Я в изгнанье моем нахожу наслажденье,

А другие в неслыханной мучатся пытке...

Удивил я судьбу, ибо выстоял гордо,

Ибо телом я тверже руки ее твердой.

Люди стали слабее метущейся пыли,

Жить бы древле, а ныне лежать бы в могиле!

Время смолоду наших отцов породило,

Нас - никчемных - под старость, с растраченной силой...

[1828]

Альмотенабби - славный рыцарь и поэт арабский, изгнан ный из своего отечества, отправился в Египет к своему другу султану Абу-Ходж-Фатиху.
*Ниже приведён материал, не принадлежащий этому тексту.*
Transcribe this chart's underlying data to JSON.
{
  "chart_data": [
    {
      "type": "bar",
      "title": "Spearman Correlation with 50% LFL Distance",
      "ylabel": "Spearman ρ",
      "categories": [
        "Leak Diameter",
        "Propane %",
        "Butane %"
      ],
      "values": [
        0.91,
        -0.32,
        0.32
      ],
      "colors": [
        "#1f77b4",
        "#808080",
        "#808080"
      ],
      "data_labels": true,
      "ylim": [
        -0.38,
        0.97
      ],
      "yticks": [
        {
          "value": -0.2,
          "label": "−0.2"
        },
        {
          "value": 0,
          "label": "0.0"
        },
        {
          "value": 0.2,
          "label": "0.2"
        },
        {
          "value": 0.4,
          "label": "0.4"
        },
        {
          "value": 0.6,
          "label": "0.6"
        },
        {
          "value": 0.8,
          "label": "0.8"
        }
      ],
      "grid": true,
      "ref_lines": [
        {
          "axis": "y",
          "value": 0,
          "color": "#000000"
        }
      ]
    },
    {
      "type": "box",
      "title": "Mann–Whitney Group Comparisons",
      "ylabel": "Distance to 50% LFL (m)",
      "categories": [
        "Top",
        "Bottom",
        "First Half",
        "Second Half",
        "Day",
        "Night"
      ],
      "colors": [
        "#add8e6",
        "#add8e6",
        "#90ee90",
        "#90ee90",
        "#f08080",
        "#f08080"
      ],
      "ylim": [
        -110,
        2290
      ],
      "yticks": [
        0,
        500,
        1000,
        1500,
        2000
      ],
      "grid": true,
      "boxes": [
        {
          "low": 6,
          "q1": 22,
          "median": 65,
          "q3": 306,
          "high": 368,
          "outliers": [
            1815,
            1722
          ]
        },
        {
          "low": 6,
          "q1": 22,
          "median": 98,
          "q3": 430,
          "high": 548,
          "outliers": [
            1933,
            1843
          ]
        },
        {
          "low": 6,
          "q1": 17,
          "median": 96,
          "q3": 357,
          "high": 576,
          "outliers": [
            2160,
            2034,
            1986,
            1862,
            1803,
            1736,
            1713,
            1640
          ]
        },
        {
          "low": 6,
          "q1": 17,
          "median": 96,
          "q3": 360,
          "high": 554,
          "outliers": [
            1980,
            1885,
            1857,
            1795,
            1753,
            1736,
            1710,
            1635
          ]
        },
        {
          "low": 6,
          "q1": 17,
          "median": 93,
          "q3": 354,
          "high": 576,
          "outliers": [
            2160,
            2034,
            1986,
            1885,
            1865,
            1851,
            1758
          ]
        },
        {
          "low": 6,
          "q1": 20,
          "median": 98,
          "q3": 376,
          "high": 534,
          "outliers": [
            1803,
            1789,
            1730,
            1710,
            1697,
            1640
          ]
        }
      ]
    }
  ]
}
Не застав его в живых, Альмотенаб би покинул Египет и сложил в пути эту касыду.

ФАРИС

Касыда, сочиненная в честь эмира Тадж-уль-Фехра, посвященная Ивану Козлову

Как, брег покинув, радуется челн,

Что вновь скользит над голубой пучиной

И, море веслами обняв, средь пенных волн

Летит, ныряя шеей лебединой,

Так бедуин метнуть с утеса рад

Коня в простор степей открытый,

Где, погрузясь в поток песка, шипят,

Как сталь горячая в воде, его копыта.

Мой конь в сухих зыбях уже плывет,

Сыпучие валы дельфиньей грудью бьет.

Все быстрей, быстрей сметает

Зыбкие гряды песка;

Выше, выше их взметает

Над землей, под облака;

Как туча он, мой черный конь ретивый.

Звезда на лбу его денницею горит;

Как перья страуса, летит по ветру грива,

Сверкают молнии из-под копыт.

Мчись, летун мой белоногий!

Лес и горы, прочь с дороги!

Пальма тень свою и плод

Мне протягивает тщетно:

Оставляет мой полет

Эту ласку безответной,

И пальма в глубь оазисов бежит,

Шурша усмешкой над моей гордыней.

А вот, на страже у границ пустыни,

Чернеют скалы. Цокоту копыт

Ответив отзвуком, они сурово в спину

Глядят и смерть пророчат бедуину:

"Ты куда летишь? Назад!

Смертоносны солнца стрелы.

Там шатры не охранят

Жизнь безумца сенью белой.

Там шатер - лишь небосвод,

Там и пальма не растет.

Только скалы там ночуют,

Только звезды там кочуют".

Я лечу во весь опор,

Их угрозам не внимая;

К ним свой обращаю взор

И едва их различаю:

Длинной тают чередой

И скрываются за мглой.

Поверил коршун им, что я его добыча.

За мной пустился он, взмахнув крылом,

И трижды - надо мной паря и клича

Мне черным голову обвил венком.

"Чую, - каркнул, - запах трупа.

Эй, безумный всадник, глупо

Средь песков искать пути,

Трав коню здесь не найти.

Горькая вас ждет расплата,

Вам отсюда нет возврата.

Ветер бродит тут, свой след

Неустанно заметая;

Где пасутся гадов стаи,

Для коней лугов там нет.

Только трупы тут ночуют,

Только коршуны кочуют".

В глаза мои когтей направив острия,

. Он каркал. Трижды мы взглянули око в око.

Кто ж испугался? Коршун, а не я.

Он крыльями взмахнул и улетел высоко.